I've heard people say all our music sounds the same, but it's usually just the people who don't like us who say it.

If you know what you do well and stick to that, I think you can appeal to the different generations. You can strike a chord with them. I've got the brain of a teenager anyway.

I'm sick to death of people saying we've made 11 albums that sounds exactly the same, Infact, we've made 12 albums that sound exactly the same.

We've always been quite clear about how we want the songs to sound. If we can imagine the song being played at a party, and it gets people tapping their feet, then it's in.

It doesn't take much for anyone to pick up anything I play - it's quite simple. I go for a good song. And if you hear a good song, you don't dissect it - you just listen, and every bit seems right.

I never bothered with cars. I was probably one of the few kids in school who didn't run around with hot-rod magazines. As I would be at home fiddling with my guitar, they would be fiddling with a car engine.

The guitar can go at a scream. It can yell at you.

You've got to love what you do. You've got to like doing it, because it is a lot of your life.

I always liked the double cutaway. It looked like two horns. It's like a red devil. So I went to the guitar shop, saw an SG that was sitting there looking rather lonely, and said, 'Hey, that's for me.'

Hearing a lot of early rock n' roll records from a very young age was a huge influence.

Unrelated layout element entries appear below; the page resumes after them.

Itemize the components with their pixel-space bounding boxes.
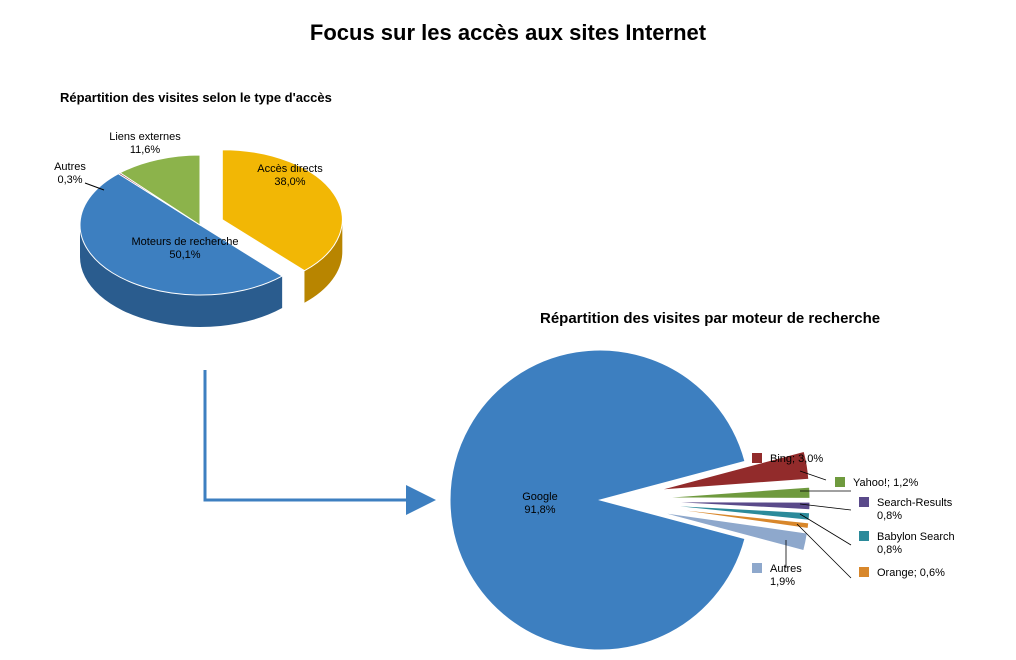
legend-swatch [859, 531, 869, 541]
pie1-label: Liens externes11,6% [109, 131, 181, 156]
legend-label: Orange; 0,6% [877, 567, 945, 579]
pie-search-engines: Google91,8% Bing; 3,0% Yahoo!; 1,2% Search-… [450, 350, 955, 650]
legend-label: Bing; 3,0% [770, 453, 823, 465]
legend-label: Autres1,9% [770, 563, 802, 588]
legend-swatch [752, 453, 762, 463]
pie2-leader [797, 524, 851, 578]
drilldown-arrow [205, 370, 430, 500]
charts-canvas: Accès directs38,0%Moteurs de recherche50… [0, 0, 1016, 660]
pie2-google-label: Google91,8% [522, 491, 557, 516]
legend-swatch [859, 567, 869, 577]
arrow-line [205, 370, 430, 500]
pie2-leader [800, 514, 851, 545]
legend-label: Yahoo!; 1,2% [853, 477, 918, 489]
pie2-slice [450, 350, 745, 650]
pie-access-type: Accès directs38,0%Moteurs de recherche50… [54, 131, 342, 327]
legend-swatch [859, 497, 869, 507]
legend-swatch [752, 563, 762, 573]
legend-label: Babylon Search0,8% [877, 531, 955, 556]
pie1-label: Autres0,3% [54, 161, 86, 186]
legend-label: Search-Results0,8% [877, 497, 953, 522]
legend-swatch [835, 477, 845, 487]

We just stuck to what we did best. Maybe that's why people plug into us and go 'They never change.' We're reliable. A bit like old shoes.

The places we'd play were full of bikers, brawlers, and drinkers coming off a day of work looking for a good time, and all these guys would be looking at me like Hannibal Lecter looking at his next victim.

When I'm on stage the savage in me is released. It's like going back to being a cave man. It takes me six hours to come down after a show.

There are all sorts of cute puppy dogs, but it doesn't stop people from going out and buying Dobermans.

A lot of people say, 'AC/DC - that's the band with the little guy who runs around in school shorts!'

I have the Internet, but the first that happens with it is my machine will crash. I get by when it's operating. What would I know about updating?

When we grew up, Australia was the land of opportunity; it really was.